Florida has been less than hospitable. Surveys show rivals Mitt Romney and John McCain fighting for the lead, and the state's top two Republicans Sen. Mel Martinez and Gov. Charlie Crist endorsed McCain.

Inside an airport hangar, as a crowd of Giuliani supporters dispersed, some grumbled about Crist's decision to endorse McCain, a major slight to the ex-mayor.

"That was a rotten trick. I'm disappointed," said John Fischer, a self-described "geezer from New Jersey" sporting bright red suspenders and a Giuliani sticker plastered to his cap.

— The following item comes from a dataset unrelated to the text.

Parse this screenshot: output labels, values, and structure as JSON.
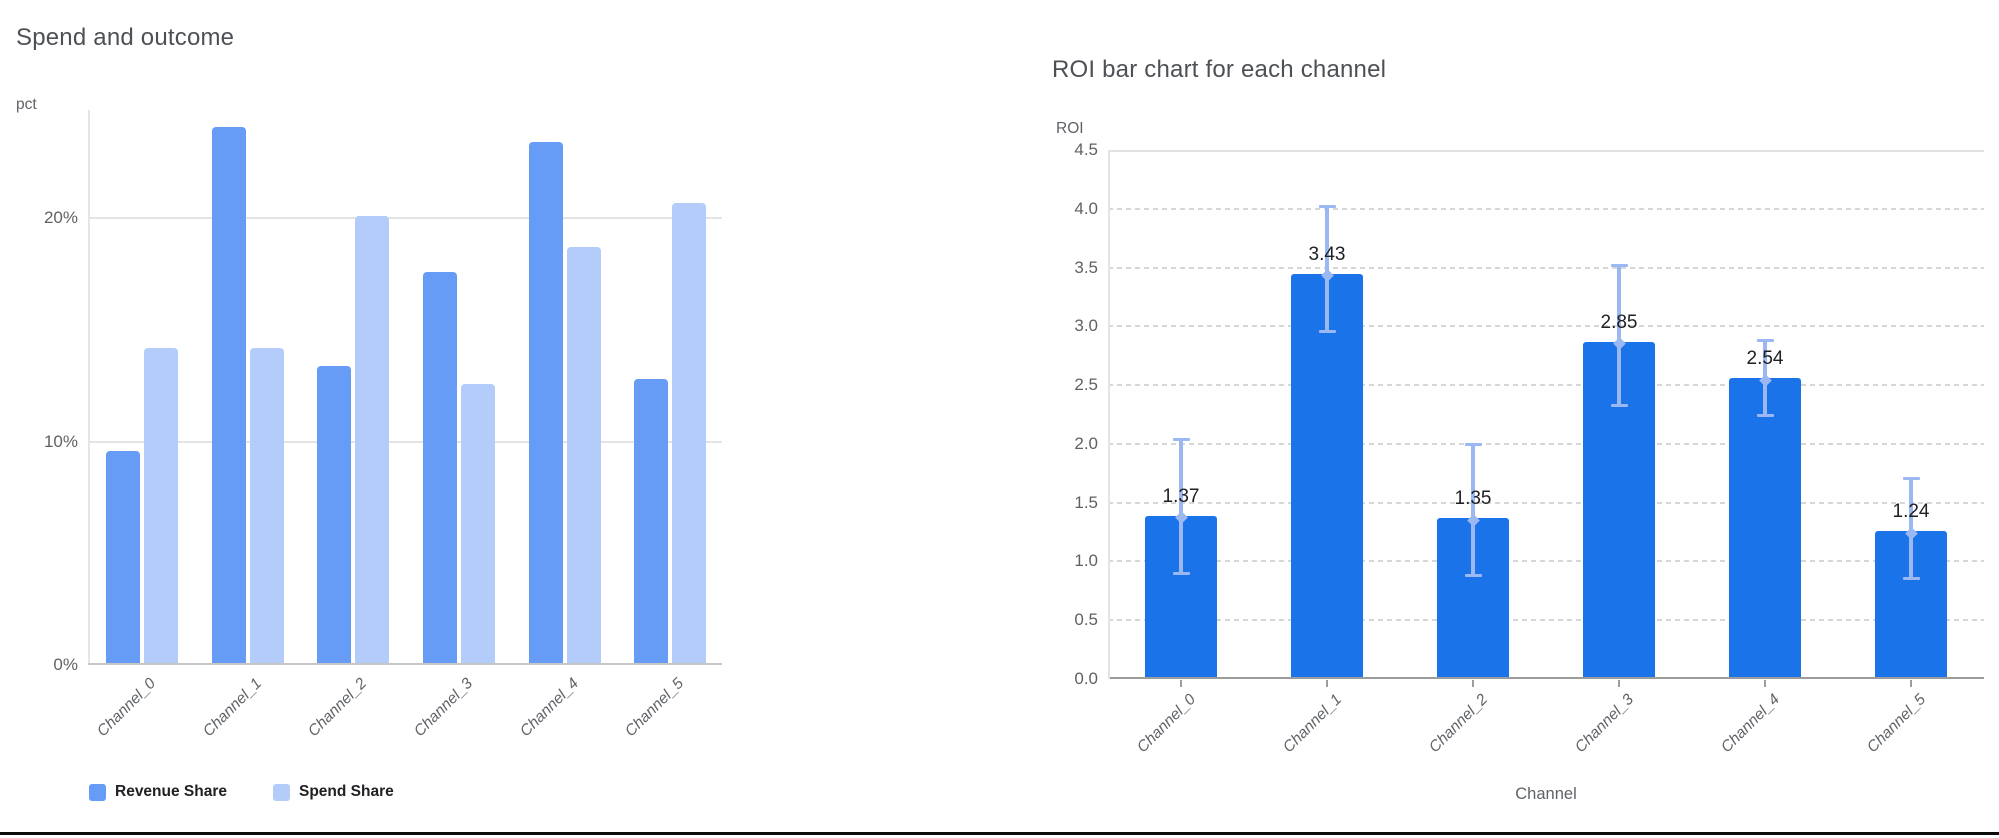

Giuliani was the early favorite among Republicans last year, due to his larger-than-life role leading New York after the Sept. 11 terrorist attacks. It earned the cover of national magazines and drove a multimillion-dollar consulting business. Even years after the attacks, complete strangers would sometimes burst into tears when they met him.

But as the last year's primary positioning grew more intense and the grunt work of ground campaigning wore on, Giuliani's lead evaporated, resulting in weak showings in early states. He finished sixth in Iowa, fourth in New Hampshire.

He has settled on an all-or-nothing Florida strategy, and if he cannot pull off the upset, he will have scant support or resources left to compete with McCain or Romney in next week's 20-plus primaries and caucuses. He has spent $1 million a week on advertising in Florida.

His poll-opening remarks Tuesday came on NBC's "Today" and ABC's "Good Morning America."